Log collector: This agent component can read flat log files and Windows events, collecting operating system and application log messages. It supports XPath filters for Windows events and recognizes multi-line formats like Linux Audit logs. It can also enrich JSON events with additional metadata.

Security configuration assessment (SCA): This component provides continuous configuration assessment, utilizing out-of-the-box checks based on the Center of Internet Security (CIS) benchmarks. Users can also create their own SCA checks to monitor and enforce their security policies.

Malware detection: Using a non-signature-based approach, this component is capable of detecting anomalies and the possible presence of rootkits.
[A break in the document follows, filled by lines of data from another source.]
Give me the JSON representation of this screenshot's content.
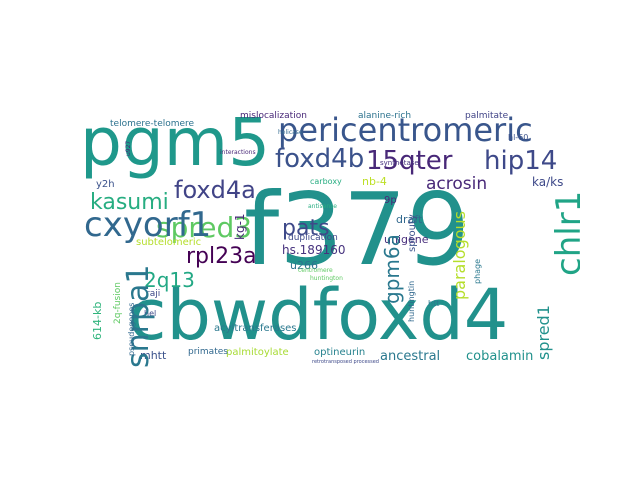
{
  "cloud": {
    "words": {
      "f379": {
        "text": "f379",
        "color": "#21918c"
      },
      "cbwdfoxd4": {
        "text": "cbwdfoxd4",
        "color": "#21918c"
      },
      "pgm5": {
        "text": "pgm5",
        "color": "#1f988b"
      },
      "pericentromeric": {
        "text": "pericentromeric",
        "color": "#39568c"
      },
      "foxd4b": {
        "text": "foxd4b",
        "color": "#3b528b"
      },
      "hip14": {
        "text": "hip14",
        "color": "#3e4989"
      },
      "qter": {
        "text": "15qter",
        "color": "#482878"
      },
      "foxd4a": {
        "text": "foxd4a",
        "color": "#414487"
      },
      "acrosin": {
        "text": "acrosin",
        "color": "#482878"
      },
      "kasumi": {
        "text": "kasumi",
        "color": "#27ad81"
      },
      "spred3": {
        "text": "spred3",
        "color": "#5ec962"
      },
      "cxyorf1": {
        "text": "cxyorf1",
        "color": "#31688e"
      },
      "chlr1": {
        "text": "chlr1",
        "color": "#20a486"
      },
      "snrpa1": {
        "text": "snrpa1",
        "color": "#2a788e"
      },
      "rpl23a": {
        "text": "rpl23a",
        "color": "#440154"
      },
      "pats": {
        "text": "pats",
        "color": "#3e4989"
      },
      "2q13": {
        "text": "2q13",
        "color": "#22a884"
      },
      "gpm6a": {
        "text": "gpm6a",
        "color": "#2a788e"
      },
      "paralogous": {
        "text": "paralogous",
        "color": "#b5de2b"
      },
      "spred1": {
        "text": "spred1",
        "color": "#21918c"
      },
      "kaks": {
        "text": "ka/ks",
        "color": "#3e4989"
      },
      "kg": {
        "text": "kg-1",
        "color": "#482878"
      },
      "nb4": {
        "text": "nb-4",
        "color": "#bddf26"
      },
      "hs189160": {
        "text": "hs.189160",
        "color": "#46327e"
      },
      "u266": {
        "text": "u266",
        "color": "#2c728e"
      },
      "ancestral": {
        "text": "ancestral",
        "color": "#2a788e"
      },
      "cobalamin": {
        "text": "cobalamin",
        "color": "#21918c"
      },
      "optineurin": {
        "text": "optineurin",
        "color": "#26828e"
      },
      "palmitoylate": {
        "text": "palmitoylate",
        "color": "#a8db34"
      },
      "acyltransferases": {
        "text": "acyltransferases",
        "color": "#2a788e"
      },
      "primates": {
        "text": "primates",
        "color": "#31688e"
      },
      "mhtt": {
        "text": "mhtt",
        "color": "#3b528b"
      },
      "kb614": {
        "text": "614-kb",
        "color": "#2fb47c"
      },
      "subtelomeric": {
        "text": "subtelomeric",
        "color": "#b5de2b"
      },
      "telomere": {
        "text": "telomere-telomere",
        "color": "#2c728e"
      },
      "mislocalization": {
        "text": "mislocalization",
        "color": "#482878"
      },
      "alanine": {
        "text": "alanine-rich",
        "color": "#2c728e"
      },
      "palmitate": {
        "text": "palmitate",
        "color": "#414487"
      },
      "hl60": {
        "text": "hl-60",
        "color": "#3b528b"
      },
      "unigene": {
        "text": "unigene",
        "color": "#472d7b"
      },
      "draft": {
        "text": "draft",
        "color": "#31688e"
      },
      "sprouty": {
        "text": "sprouty",
        "color": "#3b528b"
      },
      "huntingtin": {
        "text": "huntingtin",
        "color": "#31688e"
      },
      "phage": {
        "text": "phage",
        "color": "#2a788e"
      },
      "duplication": {
        "text": "duplication",
        "color": "#3e4989"
      },
      "carboxy": {
        "text": "carboxy",
        "color": "#27ad81"
      },
      "nb9p": {
        "text": "9p",
        "color": "#482878"
      },
      "y2h": {
        "text": "y2h",
        "color": "#3b528b"
      },
      "fusion2q": {
        "text": "2q-fusion",
        "color": "#5ec962"
      },
      "raji": {
        "text": "raji",
        "color": "#3e4989"
      },
      "pseudogenes": {
        "text": "pseudogenes",
        "color": "#31688e"
      },
      "synthetase": {
        "text": "synthetase",
        "color": "#46327e"
      },
      "centromere": {
        "text": "centromere",
        "color": "#5ec962"
      },
      "interactions": {
        "text": "interactions",
        "color": "#482878"
      },
      "htt": {
        "text": "htt",
        "color": "#2a788e"
      },
      "hel": {
        "text": "hel",
        "color": "#3e4989"
      },
      "u927": {
        "text": "u927",
        "color": "#482878"
      },
      "antisense": {
        "text": "antisense",
        "color": "#27ad81"
      },
      "helicase": {
        "text": "helicase",
        "color": "#31688e"
      },
      "huntington": {
        "text": "huntington",
        "color": "#5ec962"
      },
      "retrotransposed": {
        "text": "retrotransposed processed",
        "color": "#3e4989"
      }
    }
  }
}
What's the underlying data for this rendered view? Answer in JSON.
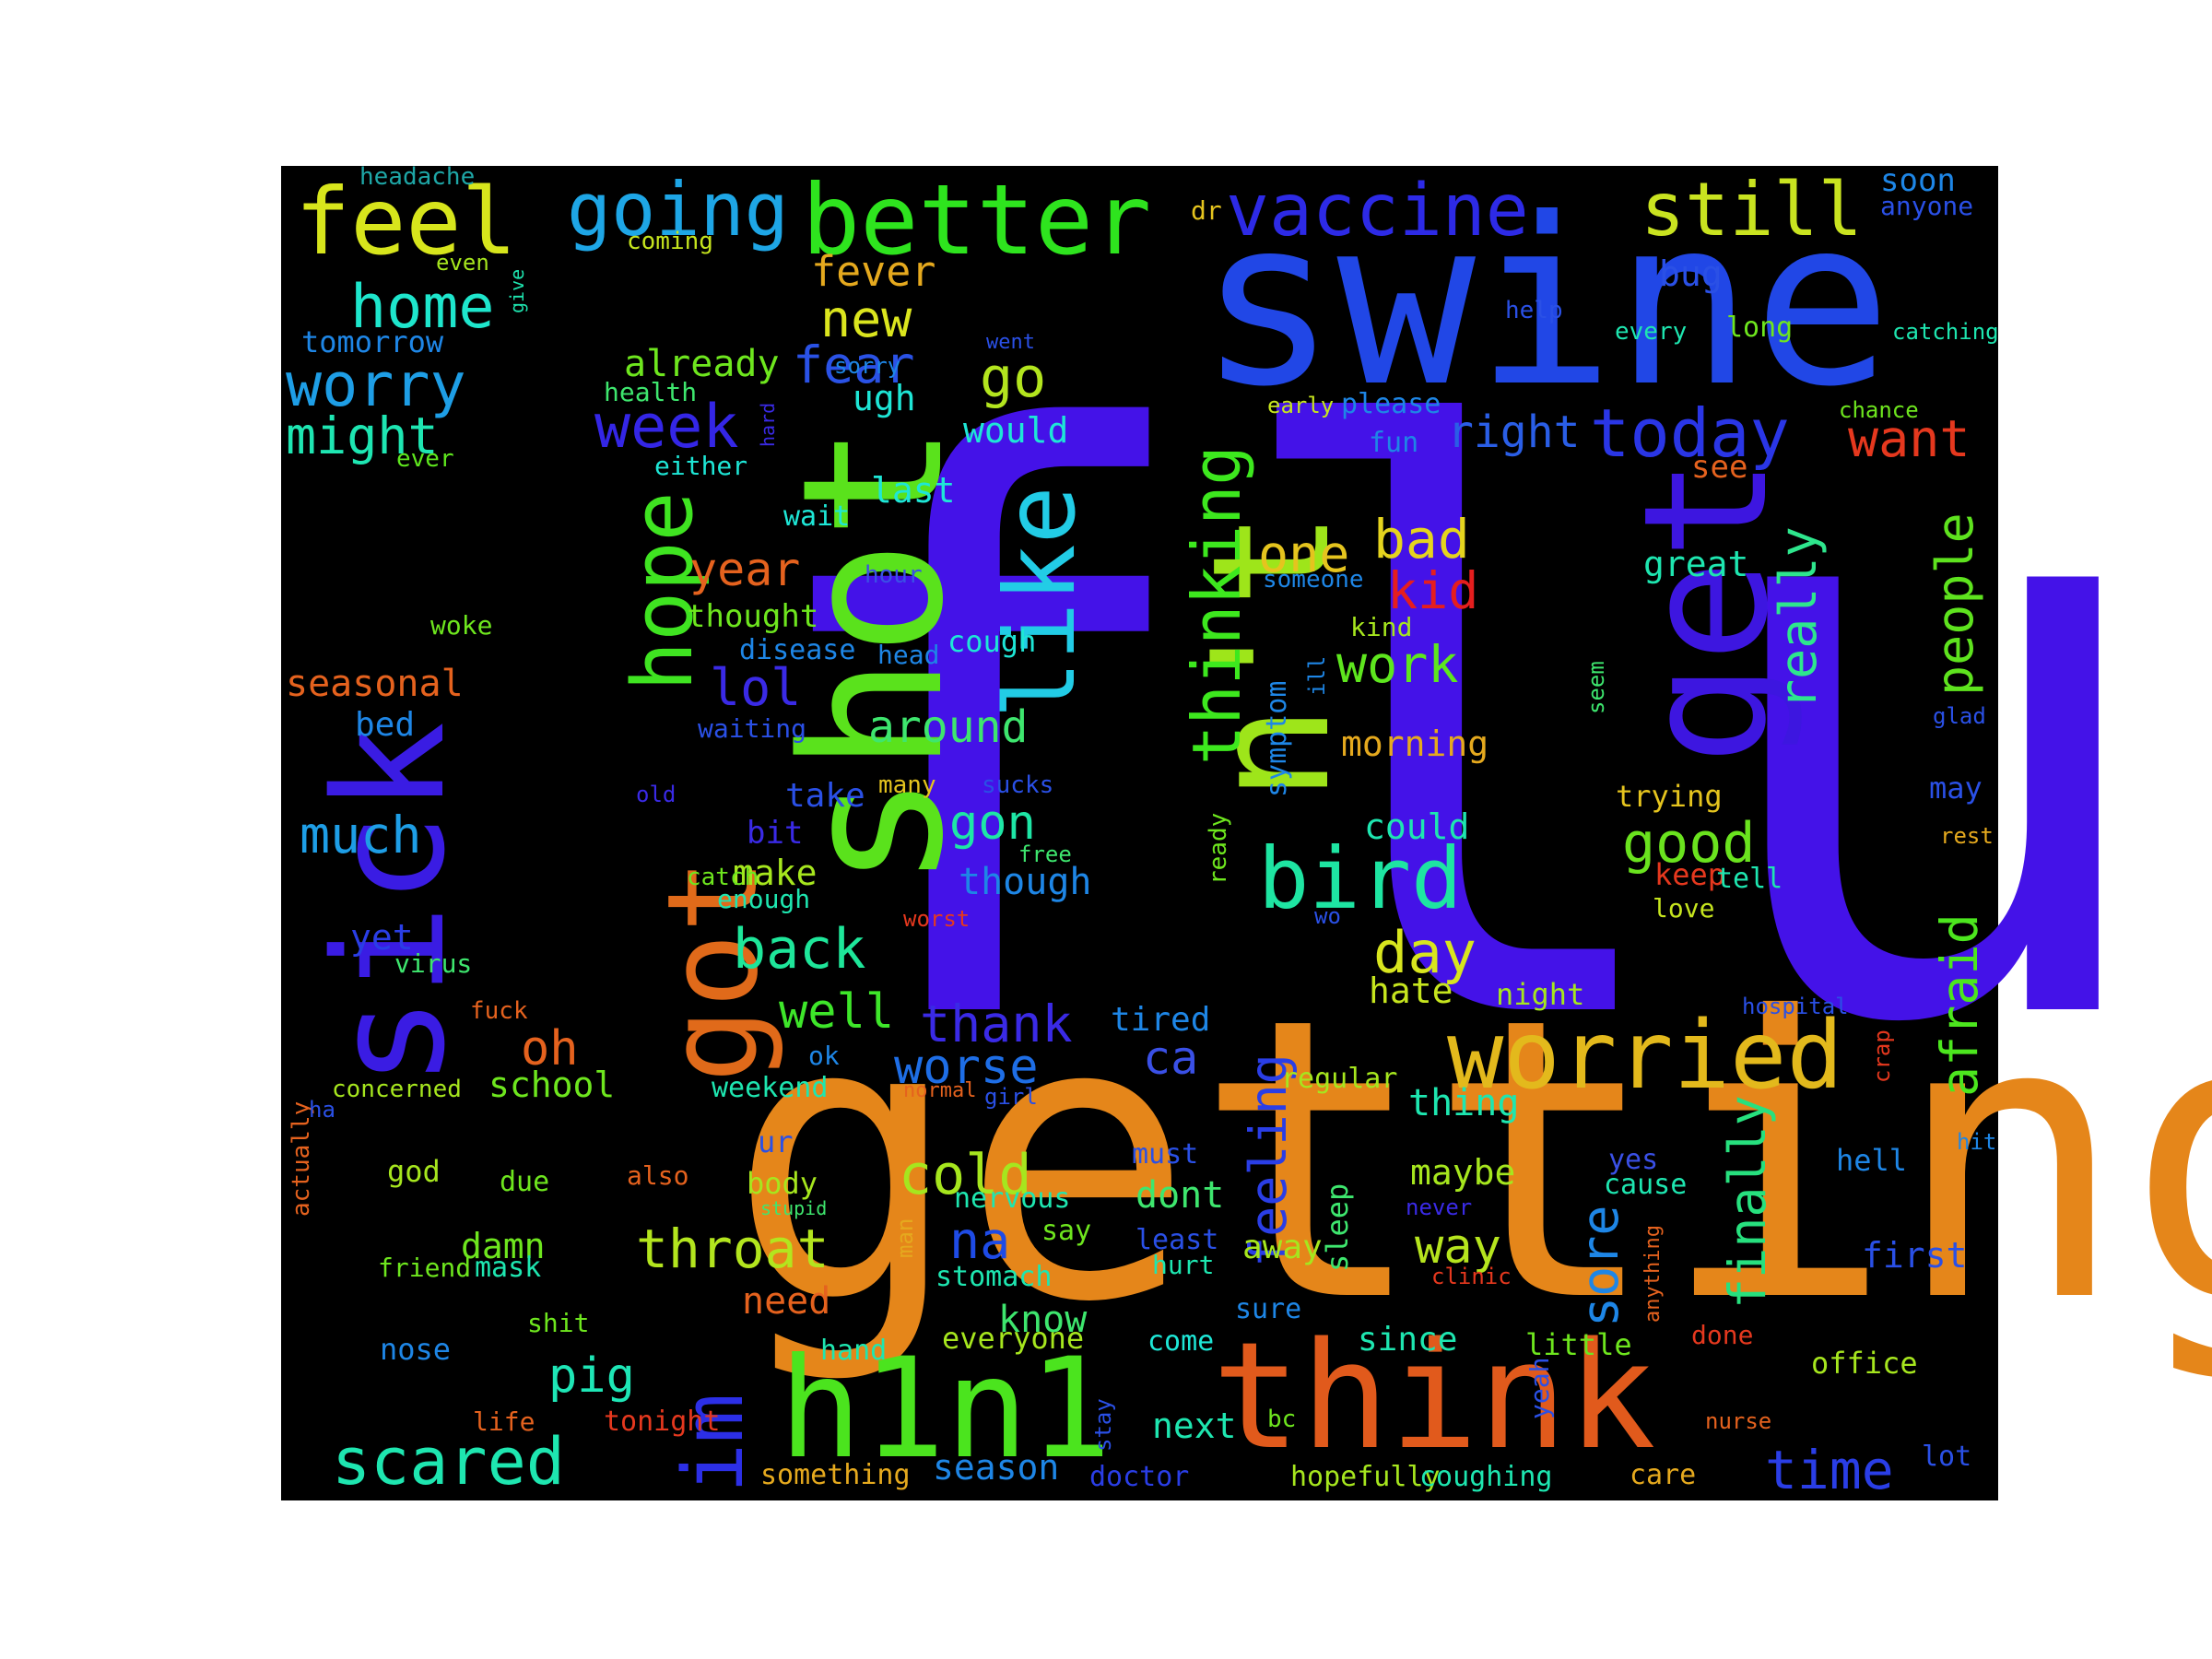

Also, it looks for hidden processes, hidden files, and hidden ports while monitoring system calls.

Active response: This module runs automatic actions when threats are detected, triggering responses to block a network connection, stop a running process, or delete a malicious file. Users can also create custom responses when necessary and customize, for example, responses for running a binary in a sandbox, capturing network traffic, and scanning a file with an antivirus.

Cloud security monitoring: This component monitors cloud providers such as Amazon AWS, Microsoft Azure, or Google GCP. It natively communicates with their APIs. It is capable of detecting changes to the cloud infrastructure (e.g., a new user is created, a security group is modified, a cloud instance is stopped, etc.) and collecting cloud services log data.